The role of the Parent Coordinator is to help reduce conflict between the parents. He or she takes the time to gain an understanding of what is really going on within the family and helps to identify what is creating conflict and often meets with both parents separately, and possibly the children. This gives the coordinator better insight as he or she helps co-parents make the best decisions moving forward.
When an issue arises between the parents regarding their children, the parents can bring that issue to the PC, who will then work with the parents to come to a mutual agreement.

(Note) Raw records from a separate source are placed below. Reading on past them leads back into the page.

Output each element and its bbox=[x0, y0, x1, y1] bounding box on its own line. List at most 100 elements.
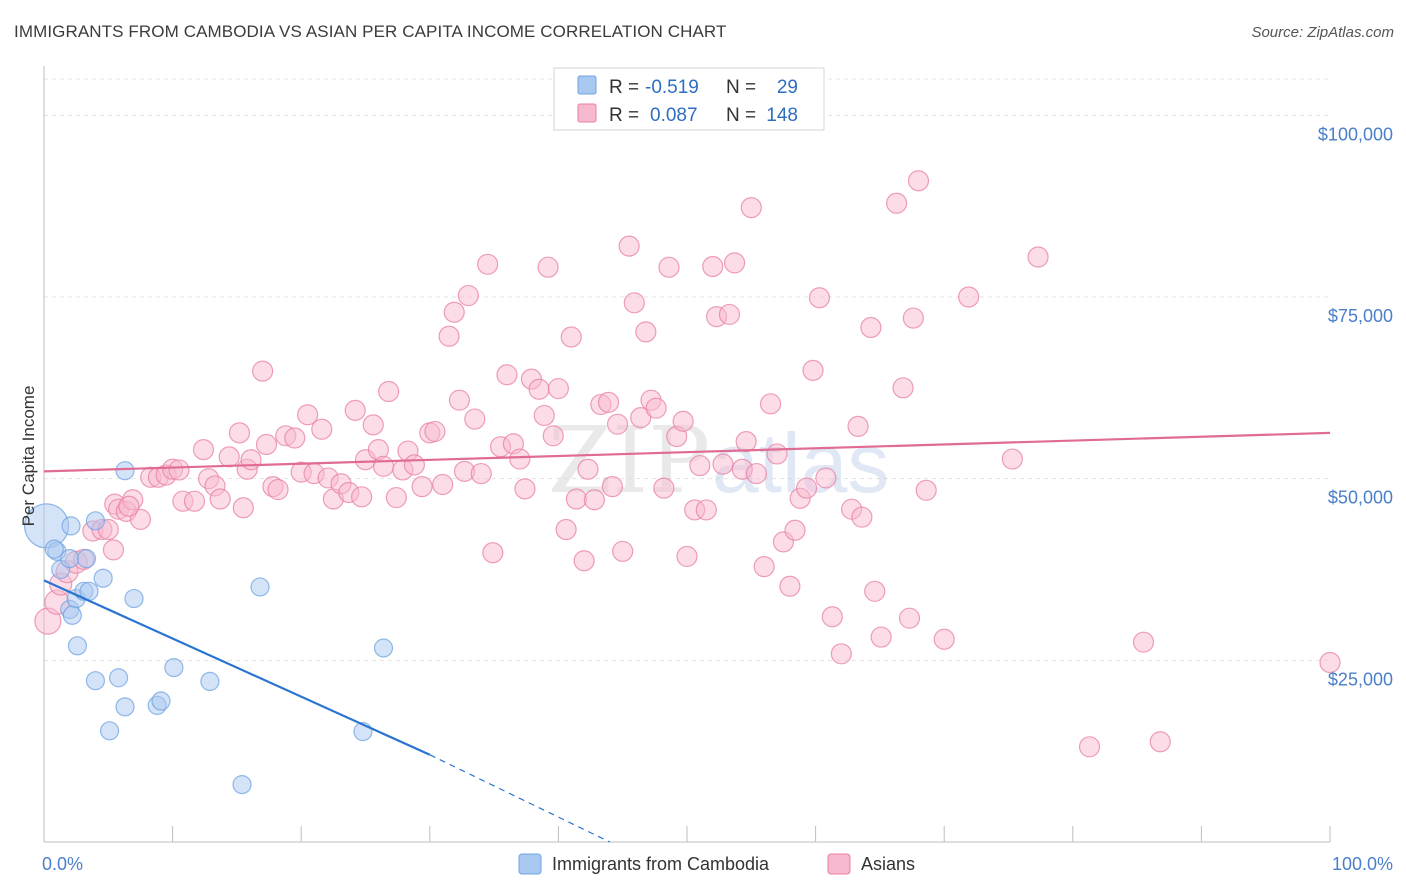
asians-point-60 bbox=[448, 389, 470, 411]
asians-point-90 bbox=[623, 292, 645, 314]
asians-point-24 bbox=[209, 488, 231, 510]
asians-point-78 bbox=[555, 518, 577, 541]
asians-point-75 bbox=[537, 256, 559, 278]
cambodia-points bbox=[23, 461, 394, 795]
asians-point-134 bbox=[902, 307, 924, 329]
bottom-swatch-asians bbox=[827, 853, 851, 875]
legend-swatch-asians bbox=[577, 103, 597, 123]
asians-point-21 bbox=[192, 439, 215, 461]
asians-point-140 bbox=[1027, 246, 1049, 268]
series-legend: Immigrants from Cambodia Asians bbox=[518, 853, 915, 875]
gridlines bbox=[44, 78, 1330, 661]
asians-point-113 bbox=[759, 393, 782, 415]
asians-point-77 bbox=[547, 377, 570, 400]
asians-point-26 bbox=[228, 422, 251, 444]
cambodia-point-14 bbox=[93, 568, 113, 588]
asians-point-71 bbox=[514, 478, 536, 500]
asians-point-57 bbox=[432, 473, 454, 496]
asians-point-138 bbox=[958, 286, 980, 308]
cambodia-point-8 bbox=[67, 636, 88, 656]
asians-point-102 bbox=[695, 499, 717, 521]
asians-point-32 bbox=[267, 478, 289, 501]
bottom-legend-asians: Asians bbox=[861, 854, 915, 874]
asians-point-63 bbox=[464, 408, 486, 430]
cambodia-trend-line bbox=[43, 579, 431, 756]
cambodia-point-13 bbox=[85, 511, 106, 531]
bottom-legend-cambodia: Immigrants from Cambodia bbox=[552, 854, 770, 874]
asians-point-65 bbox=[477, 253, 499, 275]
asians-point-92 bbox=[635, 321, 657, 343]
asians-point-91 bbox=[630, 407, 652, 429]
tick-labels: $25,000 $50,000 $75,000 $100,000 0.0% 100.0% bbox=[42, 124, 1393, 874]
asians-point-44 bbox=[351, 486, 373, 508]
asians-point-126 bbox=[847, 415, 869, 437]
asians-point-82 bbox=[577, 458, 599, 480]
bottom-swatch-cambodia bbox=[518, 853, 542, 875]
asians-point-80 bbox=[565, 488, 588, 510]
asians-point-98 bbox=[672, 410, 694, 432]
asians-point-132 bbox=[892, 377, 914, 399]
legend-r-label-2: R = bbox=[609, 105, 639, 126]
legend-r-value-1: -0.519 bbox=[645, 77, 699, 98]
asians-point-110 bbox=[740, 197, 762, 219]
asians-point-86 bbox=[601, 476, 624, 498]
asians-point-129 bbox=[864, 580, 886, 602]
asians-point-20 bbox=[183, 490, 206, 512]
asians-point-89 bbox=[618, 235, 640, 257]
asians-point-141 bbox=[1078, 736, 1101, 758]
cambodia-point-24 bbox=[232, 774, 252, 795]
asians-point-88 bbox=[612, 540, 634, 562]
cambodia-point-19 bbox=[124, 588, 144, 609]
asians-point-54 bbox=[411, 476, 433, 498]
asians-point-73 bbox=[528, 378, 550, 400]
asians-point-119 bbox=[795, 477, 818, 499]
asians-point-95 bbox=[653, 477, 675, 499]
asians-point-59 bbox=[443, 301, 465, 323]
y-tick-label-3: $100,000 bbox=[1318, 124, 1393, 144]
cambodia-point-23 bbox=[200, 671, 220, 692]
cambodia-point-25 bbox=[250, 577, 270, 597]
cambodia-point-16 bbox=[108, 668, 129, 688]
asians-point-135 bbox=[907, 170, 930, 192]
cambodia-point-5 bbox=[61, 516, 81, 536]
asians-point-30 bbox=[255, 433, 278, 456]
asians-point-106 bbox=[718, 303, 741, 326]
asians-point-136 bbox=[915, 479, 937, 501]
asians-point-76 bbox=[542, 425, 564, 447]
asians-point-49 bbox=[378, 380, 400, 403]
cambodia-trend-extension bbox=[429, 754, 611, 843]
cambodia-point-28 bbox=[44, 539, 64, 559]
asians-point-87 bbox=[606, 413, 629, 435]
legend-n-label-2: N = bbox=[726, 105, 756, 126]
asians-point-105 bbox=[712, 453, 734, 475]
asians-point-139 bbox=[1001, 448, 1023, 470]
asians-point-83 bbox=[583, 489, 606, 511]
asians-point-62 bbox=[457, 284, 479, 307]
legend-n-label-1: N = bbox=[726, 77, 756, 98]
y-tick-label-2: $75,000 bbox=[1328, 306, 1393, 326]
asians-point-79 bbox=[560, 326, 582, 348]
asians-point-74 bbox=[533, 404, 555, 427]
asians-point-127 bbox=[851, 506, 873, 528]
asians-point-48 bbox=[372, 455, 395, 477]
asians-point-142 bbox=[1132, 631, 1155, 653]
legend-n-value-2: 148 bbox=[766, 105, 798, 126]
y-tick-label-1: $50,000 bbox=[1328, 488, 1393, 508]
asians-point-111 bbox=[745, 462, 768, 485]
asians-point-66 bbox=[482, 542, 504, 564]
asians-point-109 bbox=[735, 431, 757, 453]
trend-lines bbox=[43, 431, 1331, 843]
asians-point-146 bbox=[118, 495, 140, 517]
asians-point-64 bbox=[470, 462, 492, 485]
cambodia-point-27 bbox=[373, 638, 394, 658]
asians-point-147 bbox=[232, 497, 254, 519]
cambodia-point-18 bbox=[115, 461, 135, 481]
legend-n-value-1: 29 bbox=[777, 77, 798, 98]
asians-point-116 bbox=[779, 575, 801, 597]
cambodia-point-21 bbox=[151, 691, 171, 711]
asians-point-34 bbox=[284, 427, 306, 449]
y-tick-label-0: $25,000 bbox=[1328, 669, 1393, 689]
asians-point-68 bbox=[496, 364, 518, 386]
asians-point-85 bbox=[597, 391, 620, 413]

Parent coordinators help the court system and parents navigate and resolve conflict by:
- Meeting with parents and other participants
- Reviewing psychological, school, and other family records
- Consulting with relevant witnesses like psychologists
- Helping parents create timesharing (visitation) schedules and maintain compliance with them
- Mediating visitation or parenting disputes, which may include teaching the couple basic parenting and communication skills
- Sharing the children’s perspective with the parents and
- Counsel and educate children when a child refuses to visit the other parent
One of the many advantages to having a Parent Coordinator in place is the reduction of time in court. A PC can work with the parents to assist in making decisions, which can be accomplished in a much shorter period of time versus waiting for time on the court’s calendar. This is critical when the issue that the parents are disagreeing about is time sensitive.
Other benefits of working with a PC include improving communication skills within the family for both parents and children, reducing stress to allow parents to focus on what is best for their children, and providing access to information and resources to better manage future disagreements.
Working with a Parent Coordinator may be a good option for families transitioning into shared parenting, but as always, the needs of every family are unique. Discuss parenting coordination with your attorney or other trusted family law professionals to get an idea of how it could help your family situation.